O Ministro da Fazenda, Guido Mântega, é uma figura curiosa. É um homem gentil, sério, trabalhador e de um otimismo admirável. Olhando para o conjunto do Ministério de Dilma Roussef e, ainda mais, para o conjunto das lideranças do PT, parece um peixe fora d’água. Nada tem a ver com as estripulias dos seus pares, mas fica agarrado ao posto, não se sabe por que razão.
O ministro, nos últimos dias, afirmou que em 2012 a economia ( o PIB ) vai crescer 5%, aliás o mesmo que vaticinou no começo de 2011 para esse ano. Em razão dessa previsão, na qual ninguém acredita, leitores de jornais têm publicado cartas e uma delas se refere a ele lembrando uma figura da literatura, Poliana, uma menina que construía fantasias otimistas.
Fez-me recordar que usei da mesma comparação em uma ocasião, na Câmara Federal, quando Mântega assumiu o Ministério do Planejamento no governo Lula e veio à Comissão de Orçamento da Câmara, da qual eu fazia parte quando deputado federal, para defender o projeto de lei orçamentária do ano seguinte. Quando ele terminou a sua exposição eu intervi e disse que ele me lembrava a Poliana da obra da escritora americana Eleanor H. Porter que, em 1913, criou a personagem de uma menina que fazia o “jogo do contente”, isto é, procurava encontrar, em qualquer situação, ainda que muito difícil, uma razão para ficar contente. E a exposição do ministro a mim pareceu exatamente isso: um quadro difícil no qual ele encontrava razões para um exagerado otimismo.

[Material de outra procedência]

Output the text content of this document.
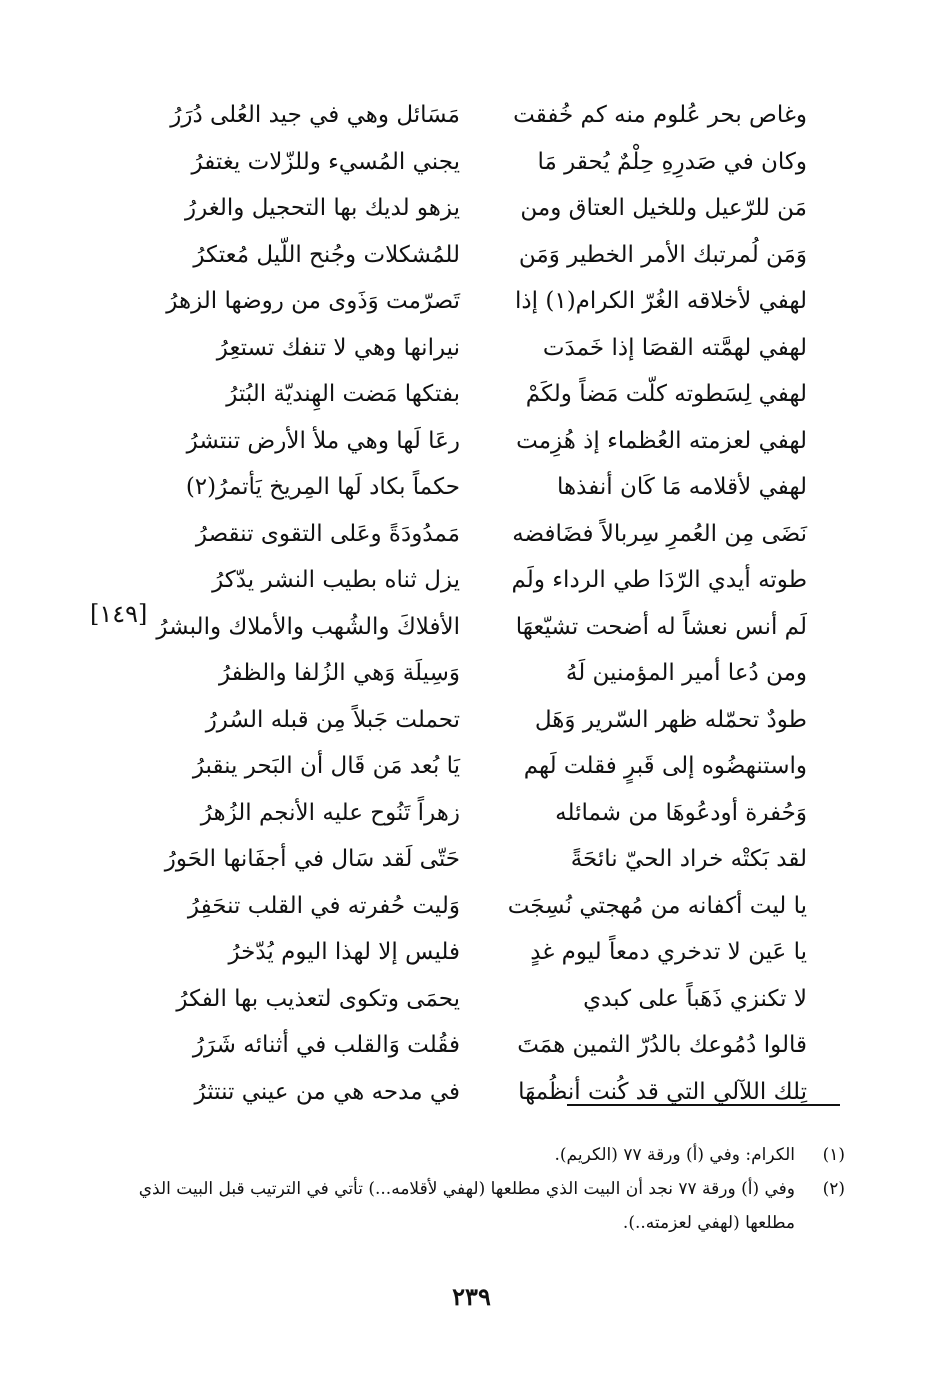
وغاص بحر عُلوم منه كم خُفقت
وكان في صَدرِهِ حِلْمٌ يُحقر مَا
مَن للرّعيل وللخيل العتاق ومن
وَمَن لُمرتبك الأمر الخطير وَمَن
لهفي لأخلاقه الغُرّ الكرام(١) إذا
لهفي لهمَّته القصَا إذا خَمدَت
لهفي لِسَطوته كلّت مَضاً ولكَمْ
لهفي لعزمته العُظماء إذ هُزِمت
لهفي لأقلامه مَا كَان أنفذها
نَضَى مِن العُمرِ سِربالاً فضَافضه
طوته أيدي الرّدَا طي الرداء ولَم
لَم أنس نعشاً له أضحت تشيّعهَا
ومن دُعا أمير المؤمنين لَهُ
طودٌ تحمّله ظهر السّرير وَهَل
واستنهضُوه إلى قَبرٍ فقلت لَهم
وَحُفرة أودعُوهَا من شمائله
لقد بَكتْه خراد الحيّ نائحَةً
يا ليت أكفانه من مُهجتي نُسِجَت
يا عَين لا تدخري دمعاً ليوم غدٍ
لا تكنزي ذَهَباً على كبدي
قالوا دُمُوعك بالدُرّ الثمين همَتَ
تِلك اللآلي التي قد كُنت أنظُمهَا
مَسَائل وهي في جيد العُلى دُرَرُ
يجني المُسيء وللزّلات يغتفرُ
يزهو لديك بها التحجيل والغررُ
للمُشكلات وجُنح اللّيل مُعتكرُ
تَصرّمت وَذَوى من روضها الزهرُ
نيرانها وهي لا تنفك تستعِرُ
بفتكها مَضت الهِنديّة البُترُ
رعَا لَها وهي ملأ الأرض تنتشرُ
حكماً بكاد لَها المِريخ يَأتمرُ(٢)
مَمدُودَةً وعَلى التقوى تنقصرُ
يزل ثناه بطيب النشر يدّكرُ
الأفلاكَ والشُهب والأملاك والبشرُ
وَسِيلَة وَهي الزُلفا والظفرُ
تحملت جَبلاً مِن قبله السُررُ
يَا بُعد مَن قَال أن البَحر ينقبرُ
زهراً تَنُوح عليه الأنجم الزُهرُ
حَتّى لَقد سَال في أجفَانها الحَورُ
وَليت حُفرته في القلب تنحَفِرُ
فليس إلا لهذا اليوم يُدّخرُ
يحمَى وتكوى لتعذيب بها الفكرُ
فقُلت وَالقلب في أثنائه شَرَرُ
في مدحه هي من عيني تنتثرُ
[١٤٩]
(١)
الكرام: وفي (أ) ورقة ٧٧ (الكريم).
(٢)
وفي (أ) ورقة ٧٧ نجد أن البيت الذي مطلعها (لهفي لأقلامه...) تأتي في الترتيب قبل البيت الذي مطلعها (لهفي لعزمته..).
٢٣٩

Claro, foi uma brincadeira, eu não tive nenhuma intenção de ofender, mas a lembrança de Poliana tinha vindo à minha memória. Não sei se ele entendeu assim, ou seja, recebeu como brincadeira, mas no Parlamento usam-se meios que, no fundo, servem para embaraçar o contendor.
Mas o ministro Mântega é uma boa alma. Tão boa que me faz lembrar outra obra da literatura: “A boa alma de Setzuan”, cujo autor é Bertold Brecht. Trata-se da mudança da personalidade de uma mulher, caracterizada por sua bondade e, por isso mesmo, ela passa a ser explorada no pior sentido. Diante do quadro triste em que se encontra resolve criar um alter-ego, frio e calculista, que lhe permite sobreviver no mundo de ganância e miséria, o que a torna, ao mesmo tempo, vítima e carrasco.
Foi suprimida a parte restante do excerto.